As an impecunious student I would seek out saucy 18th century coloured French prints of the goings on in bedchambers, often aided by a maid with a hidden gentleman looking on. Framed, they adorned my  lavatory in the country. I bought them for a pittance from those sort-of sheds on the banks of the Seine in Paris. Many scenes featured a bidet, and used, as had always been the case, primarily to refresh and clean one's intimate parts. When leaving the countryside to return to London, these coloured prints fetched a surprisingly grand sum at auction.

The house I acquired in Hammersmith did not have a bidet, but a woman in the adjoining street, who had also bought at the same time, did have one, which she thoroughly disliked.
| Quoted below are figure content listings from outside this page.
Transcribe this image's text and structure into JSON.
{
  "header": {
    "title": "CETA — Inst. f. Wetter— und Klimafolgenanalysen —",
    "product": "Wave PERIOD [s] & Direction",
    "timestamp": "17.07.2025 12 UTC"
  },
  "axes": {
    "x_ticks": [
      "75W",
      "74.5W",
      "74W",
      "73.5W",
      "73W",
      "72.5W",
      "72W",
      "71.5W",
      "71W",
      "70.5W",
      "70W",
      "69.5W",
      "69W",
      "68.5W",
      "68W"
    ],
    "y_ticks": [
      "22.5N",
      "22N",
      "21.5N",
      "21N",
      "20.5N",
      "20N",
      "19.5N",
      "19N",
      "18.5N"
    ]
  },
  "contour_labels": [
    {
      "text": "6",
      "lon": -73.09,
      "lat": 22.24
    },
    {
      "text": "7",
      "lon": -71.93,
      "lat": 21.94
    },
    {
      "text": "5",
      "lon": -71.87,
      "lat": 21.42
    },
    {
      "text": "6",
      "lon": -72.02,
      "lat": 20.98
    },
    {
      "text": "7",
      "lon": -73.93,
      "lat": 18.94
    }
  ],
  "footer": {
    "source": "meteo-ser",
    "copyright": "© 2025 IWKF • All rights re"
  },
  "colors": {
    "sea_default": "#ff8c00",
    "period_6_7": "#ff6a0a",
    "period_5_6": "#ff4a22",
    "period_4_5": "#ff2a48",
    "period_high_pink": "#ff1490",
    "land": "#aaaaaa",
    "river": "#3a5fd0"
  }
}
So I had it plumbed in to my house - to our mutual satisfaction.

Not all French people find bidets essential to lower-body cleanliness, as the owner of the hotel in which we always stayed in Dieppe, had all the bidets in his hotel dispensed with. We have not returned there.

I then found myself thinking about weather and aeroplanes (they are close connected, but not in any way with bidets).
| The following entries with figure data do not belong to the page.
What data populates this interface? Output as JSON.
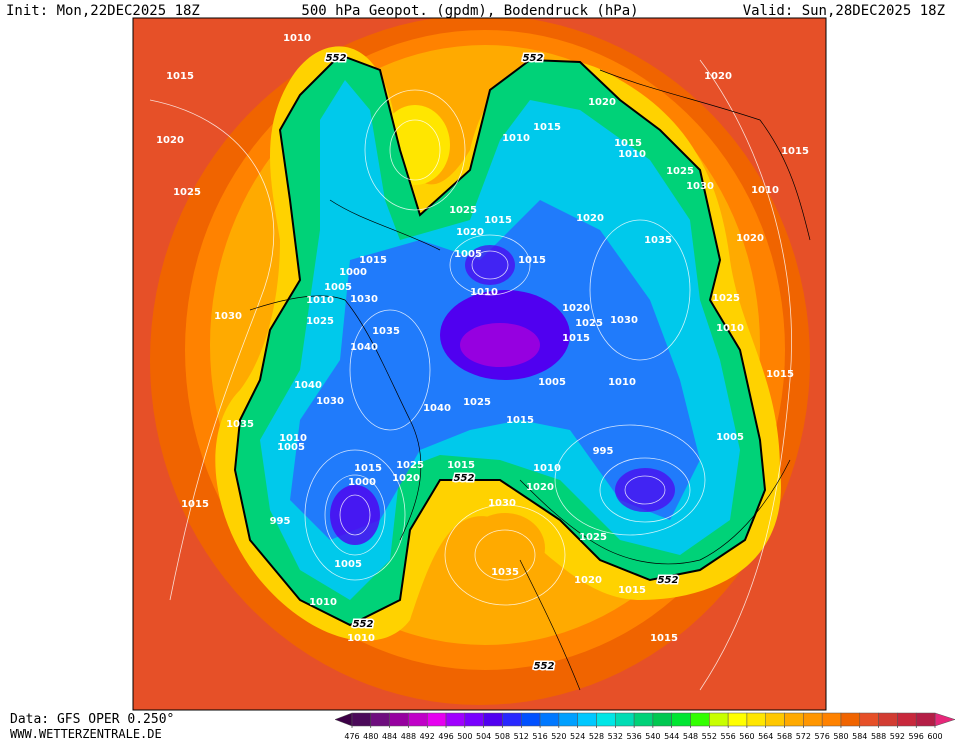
{
  "header": {
    "init": "Init: Mon,22DEC2025 18Z",
    "title": "500 hPa Geopot. (gpdm), Bodendruck (hPa)",
    "valid": "Valid: Sun,28DEC2025 18Z"
  },
  "footer": {
    "source": "Data: GFS OPER 0.250°",
    "site": "WWW.WETTERZENTRALE.DE"
  },
  "map_labels": [
    1010,
    552,
    552,
    1015,
    1020,
    1020,
    1020,
    1010,
    1015,
    1015,
    1010,
    1015,
    1025,
    1025,
    1030,
    1010,
    1025,
    1015,
    1020,
    1020,
    1035,
    1020,
    1005,
    1015,
    1015,
    1000,
    1005,
    1010,
    1010,
    1030,
    1025,
    1030,
    1025,
    1020,
    1025,
    1030,
    1010,
    1035,
    1015,
    1040,
    1005,
    1010,
    1015,
    1040,
    1030,
    1040,
    1025,
    1035,
    1015,
    1010,
    1005,
    995,
    1005,
    1025,
    1015,
    1015,
    1020,
    552,
    1010,
    1000,
    1020,
    1030,
    1015,
    995,
    1025,
    1005,
    1035,
    1020,
    1015,
    552,
    1010,
    552,
    1010,
    1015,
    552
  ],
  "colorbar": {
    "ticks": [
      476,
      480,
      484,
      488,
      492,
      496,
      500,
      504,
      508,
      512,
      516,
      520,
      524,
      528,
      532,
      536,
      540,
      544,
      548,
      552,
      556,
      560,
      564,
      568,
      572,
      576,
      580,
      584,
      588,
      592,
      596,
      600
    ],
    "colors": [
      "#4b0a5a",
      "#6e0e7e",
      "#9600a0",
      "#c000c8",
      "#e600f0",
      "#a000ff",
      "#7800ff",
      "#5000f0",
      "#2828ff",
      "#0050ff",
      "#0078ff",
      "#00a0ff",
      "#00c8ff",
      "#00e6e6",
      "#00dcb4",
      "#00d278",
      "#00c850",
      "#00e632",
      "#32ff00",
      "#c8ff00",
      "#ffff00",
      "#ffe600",
      "#ffc800",
      "#ffaa00",
      "#ff9600",
      "#ff8200",
      "#f06400",
      "#e65028",
      "#d23c32",
      "#c8283c",
      "#b41e46"
    ],
    "low_color": "#3c0046",
    "high_color": "#e6287a"
  }
}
I rise early in the mornings, earlier in summer, and look out at the weather. I want to see what is happening with wind direction and speed, rain, clouds, frost, snow, ice, dew, the changing seasons, birds, and especially aeroplanes. I like to know which runway is in use when aircraft approach Heathrow from the East. Once a pilot, such observations become habitual and at times life-dependant.
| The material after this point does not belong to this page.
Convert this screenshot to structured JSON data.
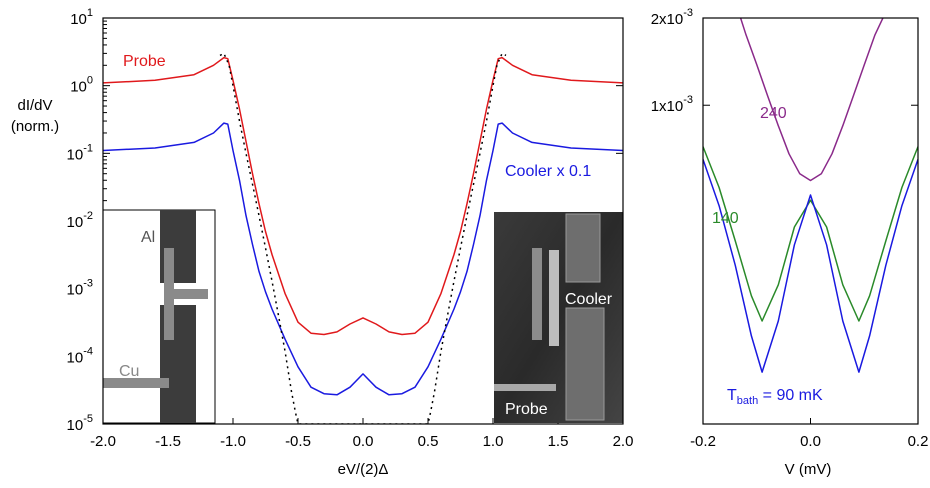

Sadly, the shapes and variety of aircraft are merging into the form of an elegant body and two jet engines. Those with four engines seem to be out of favour as being less commercially economical.

I was pondering about which aircraft I had flown or been flown in that were a pleasure to the eye. I settled on the 1938, four-engined Ensign - now virtually forgotten. And for glorious eccentricity the obvious choice would be the 1931 HP 42, four-engined biplane. The large machine, that always looked to me as if it was a bit bent in the middle, flew from Croydon Aerodrome in London to Le Bourget in Paris. It travelled at a stately 100 miles an hour, giving its 40 passengers plenty of time to be served Champagne by the stewards. These aeroplanes were utterly reliable, but had one been in trouble it could have easily landed in a field, be mended, and then taken off again.

I suppose that thinking of 1930s aeroplanes took my mind back to school when I first took to the air as a child passenger in an Avro Tutor.

The water to flush the tiled urinary wall at school was housed high up in an iron cistern. With strong stomach muscles I was able to pee into it from floor level (boys will be boys). Word must have reached the headmaster about this misdemeanour. I was summoned to his office, short trousers down, bend over, swish, swish, swish, pain, trousers back on and return to class.

The red and blue welts crossing one's behind were almost a badge of courage and pride, being much admired by ones fellow students. 

Some schools, founded in times past, were geared not just to educate but to toughen up the boys (no girls at this school) to prepare them for running the Empire. Margreet. who is Dutch, thought that this treatment was most barbaric. We accepted it - had to.